Separating the profile filter from the base value rule keeps the research honest. If the filter is blended into the main strategy too early, it becomes hard to know whether improvement came from better auction selection or from removing uncomfortable historical cases. By presenting it as its own research layer, the platform can track whether profile shape truly adds information or merely describes trades that already looked attractive.
The separation also helps users understand the difference between an entry concept and a quality filter. A filter can improve selectivity while reducing opportunity count. That trade-off matters. A high profit factor on a small sample may be promising, but it also means the system must wait longer to collect enough forward cases. The page therefore frames the filter as an enhancer of context, not a replacement for the underlying auction thesis.
This is especially relevant for EURUSD, where session shape can be distorted by macro releases, central-bank commentary, and liquidity handoff between London and New York. A profile label that appears useful during one session may carry less meaning in another. The filter's future value depends on whether that nuance can be captured repeatedly without turning the research into overfitted hindsight.
The visual profile also helps make the system easier to audit. If a rule says a candidate was skipped because the shape was not supportive, the operator should be able to inspect the day and understand the broad reason. That does not require publishing the internal classifier. It requires a public explanation that profile shape is a quality layer, not a hidden magic switch.
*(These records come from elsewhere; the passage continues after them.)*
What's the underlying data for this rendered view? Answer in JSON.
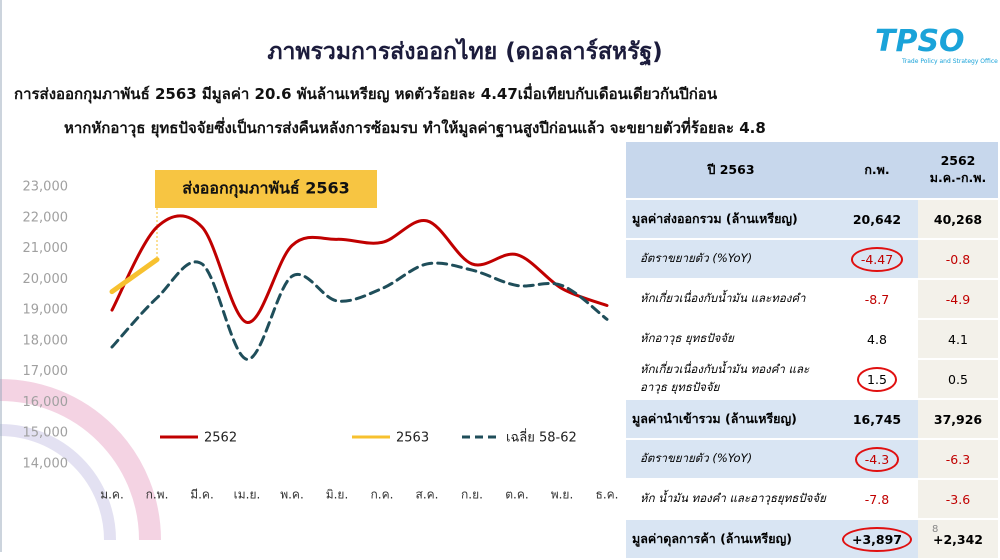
{
  "header": {
    "title": "ภาพรวมการส่งออกไทย (ดอลลาร์สหรัฐ)",
    "subtitle_lines": [
      "การส่งออกกุมภาพันธ์ 2563 มีมูลค่า 20.6 พันล้านเหรียญ หดตัวร้อยละ 4.47เมื่อเทียบกับเดือนเดียวกันปีก่อน",
      "หากหักอาวุธ ยุทธปัจจัยซึ่งเป็นการส่งคืนหลังการซ้อมรบ ทำให้มูลค่าฐานสูงปีก่อนแล้ว จะขยายตัวที่ร้อยละ 4.8"
    ],
    "logo": "TPSO",
    "logo_caption": "Trade Policy and Strategy Office"
  },
  "chart_data": {
    "type": "line",
    "annotation": "ส่งออกกุมภาพันธ์ 2563",
    "categories": [
      "ม.ค.",
      "ก.พ.",
      "มี.ค.",
      "เม.ย.",
      "พ.ค.",
      "มิ.ย.",
      "ก.ค.",
      "ส.ค.",
      "ก.ย.",
      "ต.ค.",
      "พ.ย.",
      "ธ.ค."
    ],
    "series": [
      {
        "name": "2562",
        "color": "#c00000",
        "dash": false,
        "values": [
          19000,
          21700,
          21700,
          18600,
          21100,
          21300,
          21200,
          21900,
          20500,
          20800,
          19700,
          19150
        ]
      },
      {
        "name": "2563",
        "color": "#f7c12f",
        "dash": false,
        "values": [
          19600,
          20642,
          null,
          null,
          null,
          null,
          null,
          null,
          null,
          null,
          null,
          null
        ]
      },
      {
        "name": "เฉลี่ย 58-62",
        "color": "#1f4e5a",
        "dash": true,
        "values": [
          17800,
          19400,
          20500,
          17400,
          20100,
          19300,
          19700,
          20500,
          20300,
          19800,
          19800,
          18700
        ]
      }
    ],
    "ylim": [
      14000,
      23000
    ],
    "yticks": [
      {
        "value": 14000,
        "label": "14,000"
      },
      {
        "value": 15000,
        "label": "15,000"
      },
      {
        "value": 16000,
        "label": "16,000"
      },
      {
        "value": 17000,
        "label": "17,000"
      },
      {
        "value": 18000,
        "label": "18,000"
      },
      {
        "value": 19000,
        "label": "19,000"
      },
      {
        "value": 20000,
        "label": "20,000"
      },
      {
        "value": 21000,
        "label": "21,000"
      },
      {
        "value": 22000,
        "label": "22,000"
      },
      {
        "value": 23000,
        "label": "23,000"
      }
    ],
    "grid": false,
    "legend": "bottom"
  },
  "table": {
    "header": [
      "ปี 2563",
      "ก.พ.",
      "2562",
      "ม.ค.-ก.พ."
    ],
    "rows": [
      [
        "มูลค่าส่งออกรวม (ล้านเหรียญ)",
        "20,642",
        "40,268"
      ],
      [
        "อัตราขยายตัว (%YoY)",
        "-4.47",
        "-0.8"
      ],
      [
        "หักเกี่ยวเนื่องกับน้ำมัน และทองคำ",
        "-8.7",
        "-4.9"
      ],
      [
        "หักอาวุธ ยุทธปัจจัย",
        "4.8",
        "4.1"
      ],
      [
        "หักเกี่ยวเนื่องกับน้ำมัน ทองคำ และอาวุธ ยุทธปัจจัย",
        "1.5",
        "0.5"
      ],
      [
        "มูลค่านำเข้ารวม (ล้านเหรียญ)",
        "16,745",
        "37,926"
      ],
      [
        "อัตราขยายตัว (%YoY)",
        "-4.3",
        "-6.3"
      ],
      [
        "หัก น้ำมัน ทองคำ และอาวุธยุทธปัจจัย",
        "-7.8",
        "-3.6"
      ],
      [
        "มูลค่าดุลการค้า (ล้านเหรียญ)",
        "+3,897",
        "+2,342"
      ]
    ]
  },
  "page_number": "8"
}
Good filters are uncomfortable because they remove trades that sometimes would have won. That is normal. The question is whether the removed set improves the long-run distribution after costs, time, and drawdown are considered. The profile filter page keeps that trade-off visible so users do not mistake fewer trades for automatically better trades.
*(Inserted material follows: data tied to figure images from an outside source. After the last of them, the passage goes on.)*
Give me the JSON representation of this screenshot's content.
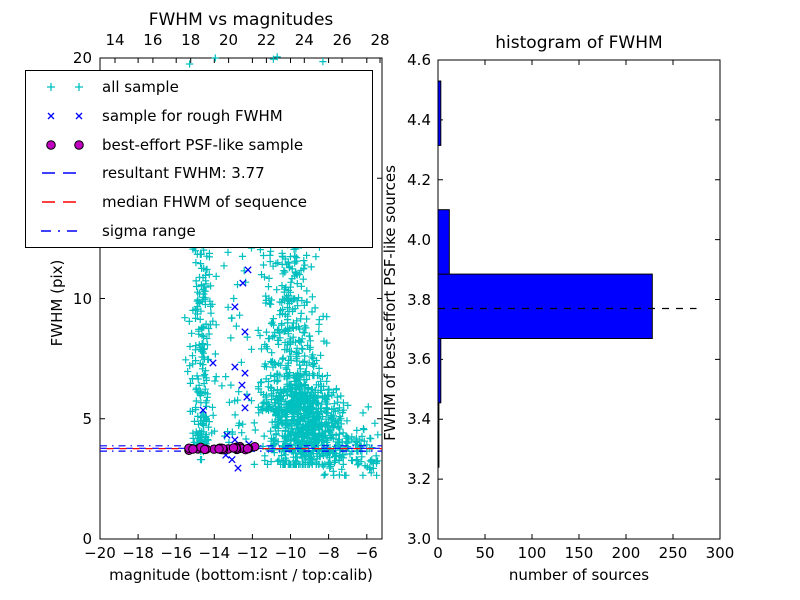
{
  "figure": {
    "background": "#ffffff"
  },
  "left_plot": {
    "title": "FWHM vs magnitudes",
    "xlabel": "magnitude (bottom:isnt / top:calib)",
    "ylabel": "FWHM (pix)",
    "bottom_tick_labels": [
      "−20",
      "−18",
      "−16",
      "−14",
      "−12",
      "−10",
      "−8",
      "−6"
    ],
    "top_tick_labels": [
      "14",
      "16",
      "18",
      "20",
      "22",
      "24",
      "26",
      "28"
    ],
    "y_tick_labels": [
      "0",
      "5",
      "10",
      "15",
      "20"
    ]
  },
  "right_plot": {
    "title": "histogram of FWHM",
    "xlabel": "number of sources",
    "ylabel": "FWHM of best-effort PSF-like sources",
    "x_tick_labels": [
      "0",
      "50",
      "100",
      "150",
      "200",
      "250",
      "300"
    ],
    "y_tick_labels": [
      "3.0",
      "3.2",
      "3.4",
      "3.6",
      "3.8",
      "4.0",
      "4.2",
      "4.4",
      "4.6"
    ]
  },
  "legend": {
    "items": [
      {
        "marker": "cyan-plus",
        "label": "all sample"
      },
      {
        "marker": "blue-cross",
        "label": "sample for rough FWHM"
      },
      {
        "marker": "magenta-circle",
        "label": "best-effort PSF-like sample"
      },
      {
        "marker": "blue-dashed-line",
        "label": "resultant FWHM: 3.77"
      },
      {
        "marker": "red-dashed-line",
        "label": "median FHWM of sequence"
      },
      {
        "marker": "blue-dashdot-line",
        "label": "sigma range"
      }
    ]
  },
  "colors": {
    "cyan": "#00BFBF",
    "blue": "#0000FF",
    "magenta": "#BF00BF",
    "red": "#FF0000",
    "black": "#000000",
    "hist_fill": "#0000FF"
  },
  "chart_data": [
    {
      "type": "scatter",
      "title": "FWHM vs magnitudes",
      "x_axis": {
        "label": "magnitude (isnt)",
        "lim": [
          -20,
          -5.2
        ],
        "ticks": [
          -20,
          -18,
          -16,
          -14,
          -12,
          -10,
          -8,
          -6
        ]
      },
      "top_axis": {
        "label": "magnitude (calib)",
        "lim": [
          13.2,
          28.1
        ],
        "ticks": [
          14,
          16,
          18,
          20,
          22,
          24,
          26,
          28
        ]
      },
      "y_axis": {
        "label": "FWHM (pix)",
        "lim": [
          0,
          20
        ],
        "ticks": [
          0,
          5,
          10,
          15,
          20
        ]
      },
      "hlines": [
        {
          "name": "resultant FWHM",
          "value": 3.77,
          "style": "dashed",
          "color": "#0000FF"
        },
        {
          "name": "median FHWM of sequence",
          "value": 3.76,
          "style": "dashed",
          "color": "#FF0000"
        },
        {
          "name": "sigma range upper",
          "value": 3.875,
          "style": "dashdot",
          "color": "#0000FF"
        },
        {
          "name": "sigma range lower",
          "value": 3.655,
          "style": "dashdot",
          "color": "#0000FF"
        }
      ],
      "seed": 7,
      "series": [
        {
          "name": "all sample",
          "marker": "plus",
          "color": "#00BFBF",
          "clusters": [
            {
              "n": 195,
              "x": {
                "d": "n",
                "m": -14.62,
                "s": 0.34,
                "lo": -15.55,
                "hi": -13.9
              },
              "y": {
                "d": "p",
                "lo": 3.95,
                "hi": 12.7,
                "e": 1.25
              }
            },
            {
              "n": 26,
              "x": {
                "d": "n",
                "m": -14.7,
                "s": 0.3,
                "lo": -15.4,
                "hi": -14.0
              },
              "y": {
                "d": "n",
                "m": 3.95,
                "s": 0.3,
                "lo": 3.3,
                "hi": 4.7
              }
            },
            {
              "n": 34,
              "x": {
                "d": "n",
                "m": -12.85,
                "s": 0.35,
                "lo": -13.6,
                "hi": -12.2
              },
              "y": {
                "d": "p",
                "lo": 4.0,
                "hi": 12.5,
                "e": 1.2
              }
            },
            {
              "n": 430,
              "x": {
                "d": "n",
                "m": -9.95,
                "s": 0.8,
                "lo": -12.05,
                "hi": -8.1
              },
              "y": {
                "d": "p",
                "lo": 5.3,
                "hi": 12.7,
                "e": 1.5
              }
            },
            {
              "n": 640,
              "x": {
                "d": "n",
                "m": -9.3,
                "s": 0.95,
                "lo": -11.9,
                "hi": -6.2
              },
              "y": {
                "d": "n",
                "m": 4.65,
                "s": 1.0,
                "lo": 3.1,
                "hi": 6.8
              }
            },
            {
              "n": 115,
              "x": {
                "d": "u",
                "lo": -8.3,
                "hi": -5.35
              },
              "y": {
                "d": "n",
                "m": 3.7,
                "s": 0.75,
                "lo": 2.65,
                "hi": 5.8
              }
            }
          ],
          "points": [
            [
              -15.3,
              19.75
            ],
            [
              -13.95,
              20.0
            ],
            [
              -10.9,
              19.95
            ],
            [
              -10.7,
              20.05
            ],
            [
              -8.3,
              19.85
            ]
          ]
        },
        {
          "name": "sample for rough FWHM",
          "marker": "cross",
          "color": "#0000FF",
          "points": [
            [
              -12.23,
              11.19
            ],
            [
              -12.5,
              10.64
            ],
            [
              -12.92,
              9.65
            ],
            [
              -12.39,
              8.61
            ],
            [
              -14.07,
              7.32
            ],
            [
              -12.92,
              7.15
            ],
            [
              -12.39,
              6.9
            ],
            [
              -12.55,
              6.4
            ],
            [
              -12.29,
              5.9
            ],
            [
              -12.39,
              5.45
            ],
            [
              -14.59,
              5.36
            ],
            [
              -13.34,
              4.32
            ],
            [
              -12.92,
              4.12
            ],
            [
              -13.4,
              3.49
            ],
            [
              -13.07,
              3.3
            ],
            [
              -12.76,
              2.95
            ],
            [
              -12.55,
              3.7
            ],
            [
              -12.18,
              3.95
            ]
          ]
        },
        {
          "name": "best-effort PSF-like sample",
          "marker": "circle",
          "color": "#BF00BF",
          "clusters": [
            {
              "n": 27,
              "x": {
                "d": "u",
                "lo": -15.35,
                "hi": -11.75
              },
              "y": {
                "d": "n",
                "m": 3.77,
                "s": 0.05,
                "lo": 3.69,
                "hi": 3.86
              }
            }
          ]
        }
      ]
    },
    {
      "type": "bar",
      "orientation": "horizontal",
      "title": "histogram of FWHM",
      "x_axis": {
        "label": "number of sources",
        "lim": [
          0,
          300
        ],
        "ticks": [
          0,
          50,
          100,
          150,
          200,
          250,
          300
        ]
      },
      "y_axis": {
        "label": "FWHM of best-effort PSF-like sources",
        "lim": [
          3.0,
          4.6
        ],
        "ticks": [
          3.0,
          3.2,
          3.4,
          3.6,
          3.8,
          4.0,
          4.2,
          4.4,
          4.6
        ]
      },
      "bin_edges": [
        3.24,
        3.455,
        3.67,
        3.885,
        4.1,
        4.315,
        4.53
      ],
      "counts": [
        1,
        3,
        228,
        12,
        0,
        3
      ],
      "bar_color": "#0000FF",
      "dashed_line": {
        "value": 3.77,
        "x_from": 0,
        "x_to": 275,
        "color": "#000000",
        "style": "dashed"
      }
    }
  ]
}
The research also protects against vocabulary drift. Profile shape is an AMT concept tied to how volume and time build value. It is not a generic label for any attractive candle sequence. By keeping the page anchored to VAH, POC, VAL, distribution shape, and acceptance, the platform preserves the language that actually belongs to this methodology.
A second benefit is review quality. When a future forward sample is reviewed, the team can separate the base value re-entry question from the profile-shape question. Did the re-entry idea fail, or did the shape filter select the wrong context? Did the filter remove too many valid campaigns, or did it correctly avoid low-quality ones? Those are different questions, and separating them makes the research easier to improve without changing the trading engine.
The public version also helps users understand why no profile label is enough by itself. A p-shape, b-shape, balanced shape, or mixed profile only matters when it is connected to location and acceptance. The filter is valuable only if it improves the quality of an already defined AMT setup.
That is why the page presents the filter as a research layer with its own status, sample size, and limitations instead of hiding it inside a broader performance claim.
In practice, that keeps the research understandable for serious users: first define the value-area idea, then ask whether the developing profile supports the campaign, then review the outcome without rewriting the rule after the fact.